Specifying Scenario Data in the DATA= Data Set

A scenario represents a state of the world for which you want to estimate the distribution of aggregate losses. The state consists of one or more entities that generate the loss events. For example, an entity might be an individual who has an insurance policy or an organization that has a workers’ compensation policy. Each entity has some characteristics of its own and some external factors that affect the frequency with which it generates the losses and the severity of each loss. For example, characteristics of an individual with an automobile insurance policy can include various demographics of the individual and various features of the automobile. Characteristics of an organization with a workers’ compensation policy can be the number of employees, revenue, ratio of temporary to permanent employees, and so on. The organization can also be affected by external macroeconomic factors such as GDP and unemployment of the country where the organization operates and factors that affect its industry. You need to quantify and specify all these characteristics as external factors (regressors) when you fit severity and frequency models.
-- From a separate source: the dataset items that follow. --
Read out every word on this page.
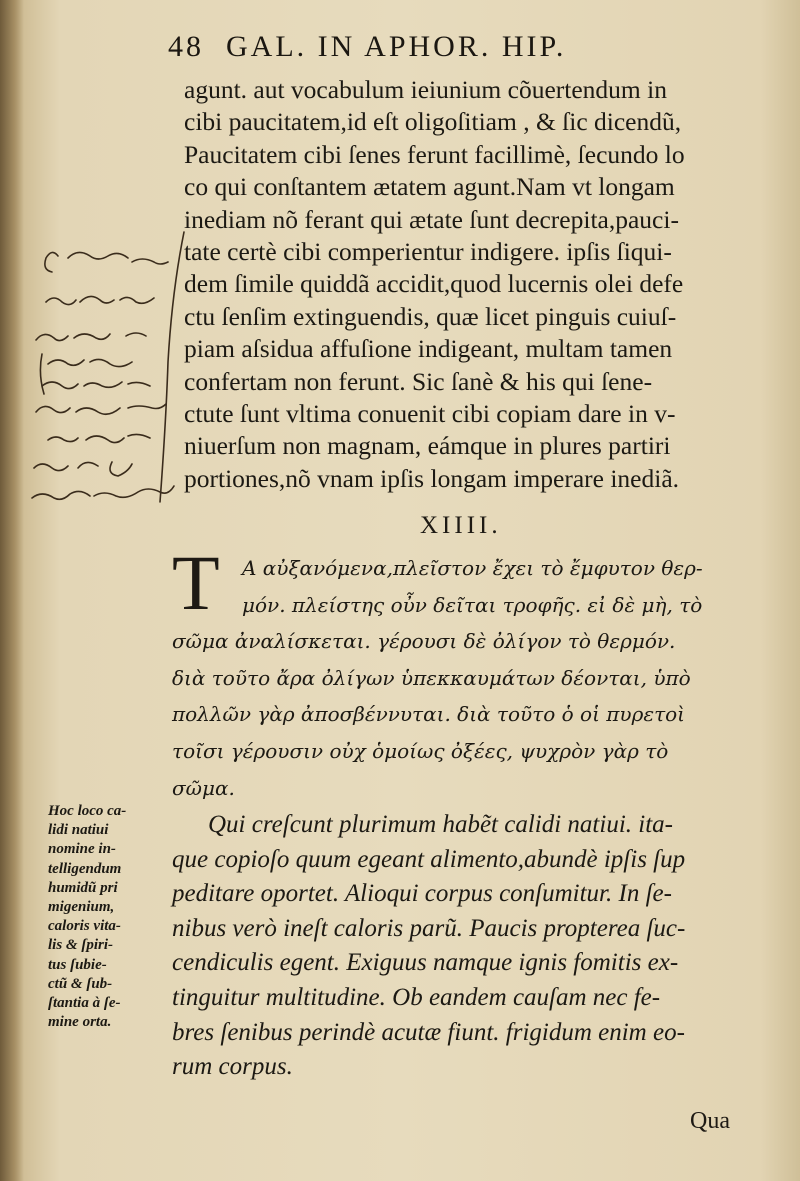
48 GAL. IN APHOR. HIP.
agunt. aut vocabulum ieiunium cõuertendum in
cibi paucitatem,id eſt oligoſitiam , & ſic dicendũ,
Paucitatem cibi ſenes ferunt facillimè, ſecundo lo
co qui conſtantem ætatem agunt.Nam vt longam
inediam nõ ferant qui ætate ſunt decrepita,pauci-
tate certè cibi comperientur indigere. ipſis ſiqui-
dem ſimile quiddã accidit,quod lucernis olei defe
ctu ſenſim extinguendis, quæ licet pinguis cuiuſ-
piam aſsidua affuſione indigeant, multam tamen
confertam non ferunt. Sic ſanè & his qui ſene-
ctute ſunt vltima conuenit cibi copiam dare in v-
niuerſum non magnam, eámque in plures partiri
portiones,nõ vnam ipſis longam imperare inediã.
XIIII.
T	Α αὐξανόμενα,πλεῖστον ἔχει τὸ ἔμφυτον θερ-
μόν. πλείστης οὖν δεῖται τροφῆς. εἰ δὲ μὴ, τὸ
σῶμα ἀναλίσκεται. γέρουσι δὲ ὀλίγον τὸ θερμόν.
διὰ τοῦτο ἄρα ὀλίγων ὑπεκκαυμάτων δέονται, ὑπὸ
πολλῶν γὰρ ἀποσβέννυται. διὰ τοῦτο ὁ οἱ πυρετοὶ
τοῖσι γέρουσιν οὐχ ὁμοίως ὀξέες, ψυχρὸν γὰρ τὸ
σῶμα.
Hoc loco ca-
lidi natiui
nomine in-
telligendum
humidũ pri
migenium,
caloris vita-
lis & ſpiri-
tus ſubie-
ctũ & ſub-
ſtantia à ſe-
mine orta.
Qui creſcunt plurimum habẽt calidi natiui. ita-
que copioſo quum egeant alimento,abundè ipſis ſup
peditare oportet. Alioqui corpus conſumitur. In ſe-
nibus verò ineſt caloris parũ. Paucis propterea ſuc-
cendiculis egent. Exiguus namque ignis fomitis ex-
tinguitur multitudine. Ob eandem cauſam nec fe-
bres ſenibus perindè acutæ fiunt. frigidum enim eo-
rum corpus.
Qua
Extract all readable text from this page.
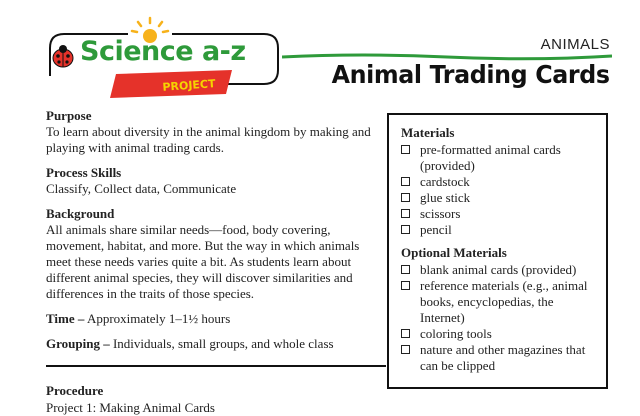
Science a-z
PROJECT
ANIMALS
Animal Trading Cards
Purpose
To learn about diversity in the animal kingdom by making and playing with animal trading cards.
Process Skills
Classify, Collect data, Communicate
Background
All animals share similar needs—food, body covering, movement, habitat, and more. But the way in which animals meet these needs varies quite a bit. As students learn about different animal species, they will discover similarities and differences in the traits of those species.
Time – Approximately 1–1½ hours
Grouping – Individuals, small groups, and whole class
Procedure
Project 1: Making Animal Cards
Materials
pre-formatted animal cards (provided)
cardstock
glue stick
scissors
pencil
Optional Materials
blank animal cards (provided)
reference materials (e.g., animal books, encyclopedias, the Internet)
coloring tools
nature and other magazines that can be clipped
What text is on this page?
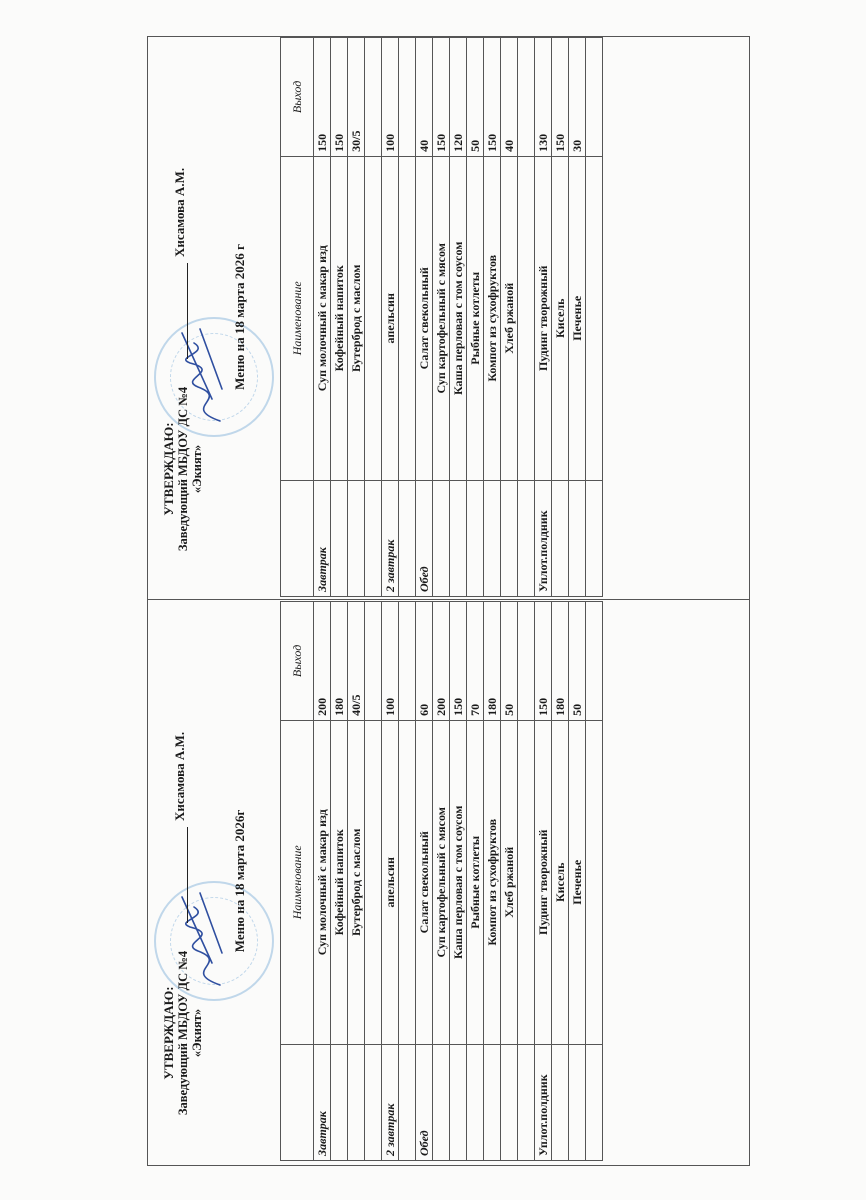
УТВЕРЖДАЮ: Заведующий МБДОУ ДС №4 «Экият»
Хисамова А.М.
Меню на 18 марта 2026 г
		Наименование	Выход
Завтрак	Суп молочный с макар изд	150
	Кофейный напиток	150
	Бутерброд с маслом	30/5

2 завтрак	апельсин	100

Обед	Салат свекольный	40
	Суп картофельный с мясом	150
	Каша перловая с том соусом	120
	Рыбные котлеты	50
	Компот из сухофруктов	150
	Хлеб ржаной	40

Уплот.полдник	Пудинг творожный	130
	Кисель	150
	Печенье	30

УТВЕРЖДАЮ: Заведующий МБДОУ ДС №4 «Экият»
Хисамова А.М.
Меню на 18 марта 2026г
		Наименование	Выход
Завтрак	Суп молочный с макар изд	200
	Кофейный напиток	180
	Бутерброд с маслом	40/5

2 завтрак	апельсин	100

Обед	Салат свекольный	60
	Суп картофельный с мясом	200
	Каша перловая с том соусом	150
	Рыбные котлеты	70
	Компот из сухофруктов	180
	Хлеб ржаной	50

Уплот.полдник	Пудинг творожный	150
	Кисель	180
	Печенье	50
You should specify all the information about a scenario in the DATA= data set that you specify in the PROC HPCDM statement. Each observation in the DATA= data set encodes the characteristics of an entity. For proper simulation of counts and severities, you must specify in the DATA= data set all the characteristics that you use as regressors in the frequency and severity models. All the regressors are expected to have nonmissing values. If any of the regressors have a missing value in an observation, then that observation is ignored.
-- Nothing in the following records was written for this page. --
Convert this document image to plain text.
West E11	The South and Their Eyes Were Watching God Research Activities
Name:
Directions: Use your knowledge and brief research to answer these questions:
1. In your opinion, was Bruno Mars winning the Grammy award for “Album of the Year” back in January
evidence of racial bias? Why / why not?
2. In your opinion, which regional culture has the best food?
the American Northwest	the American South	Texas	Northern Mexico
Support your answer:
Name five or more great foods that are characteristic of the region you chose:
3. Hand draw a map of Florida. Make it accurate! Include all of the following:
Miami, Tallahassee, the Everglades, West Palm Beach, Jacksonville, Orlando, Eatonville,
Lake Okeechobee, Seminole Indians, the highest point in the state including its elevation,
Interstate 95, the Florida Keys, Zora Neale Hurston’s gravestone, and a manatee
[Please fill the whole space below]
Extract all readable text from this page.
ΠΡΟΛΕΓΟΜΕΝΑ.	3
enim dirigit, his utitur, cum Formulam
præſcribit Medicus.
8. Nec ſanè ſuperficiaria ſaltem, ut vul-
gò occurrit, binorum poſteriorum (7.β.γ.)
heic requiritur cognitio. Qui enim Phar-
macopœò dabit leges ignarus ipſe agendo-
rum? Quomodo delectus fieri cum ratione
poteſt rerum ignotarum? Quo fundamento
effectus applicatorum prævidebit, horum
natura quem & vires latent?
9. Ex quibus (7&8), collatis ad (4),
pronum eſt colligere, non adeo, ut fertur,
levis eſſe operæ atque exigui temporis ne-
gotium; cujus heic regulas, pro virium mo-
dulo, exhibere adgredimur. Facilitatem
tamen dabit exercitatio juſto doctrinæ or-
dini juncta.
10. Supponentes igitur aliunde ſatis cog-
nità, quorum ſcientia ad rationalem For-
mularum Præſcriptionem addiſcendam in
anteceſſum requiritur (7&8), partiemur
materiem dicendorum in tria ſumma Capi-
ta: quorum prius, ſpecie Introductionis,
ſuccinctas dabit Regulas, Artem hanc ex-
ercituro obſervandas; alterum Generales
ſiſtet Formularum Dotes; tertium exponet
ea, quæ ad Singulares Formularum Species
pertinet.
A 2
The information in the DATA= data set is interpreted as follows, based on whether you specify the EXTERNALCOUNTS statement:

If you do not specify the EXTERNALCOUNTS statement, then all the observations in the data set, or in one BY group if you specify the BY statement, form a scenario. The observations are used together to compute one random draw from the compound distribution. The total number of draws is equal to the value that you specify in the NREPLICATES= option. The simulation process is described in the section Simulation with Regressors and No External Counts and illustrated using an example in the section Illustration of Aggregate Loss Simulation Process.
If you specify the EXTERNALCOUNTS statement, then the DATA= data set is expected to contain multiple replications (draws) of the frequency counts that you simulate externally for a scenario. The DATA= data set must contain the COUNT= variable that you specify in the EXTERNALCOUNTS statement. The replications are identified by the observation number or the ID= variable that you specify in the EXTERNALCOUNTS statement. For each observation in a given replication, the COUNT= variable is expected to contain the count of losses that are generated by the entity associated with that observation. All the observations of a given replication are used together to compute one random draw from the compound distribution. The size of the compound distribution sample is equal to the number of distinct replications that you specify in the DATA= data set, multiplied by the value that you specify in the NREPLICATES= option. The simulation process is described in the section Simulation with External Counts and illustrated using an example in the section Illustration of the Simulation Process with External Counts.

In both cases, an observation can also contain severity adjustment variables that you can use to adjust the severity of the losses generated by that entity, based on some policy rules. For more information about simulating the adjusted compound distribution sample, see the section Simulation of Adjusted Compound Distribution Sample.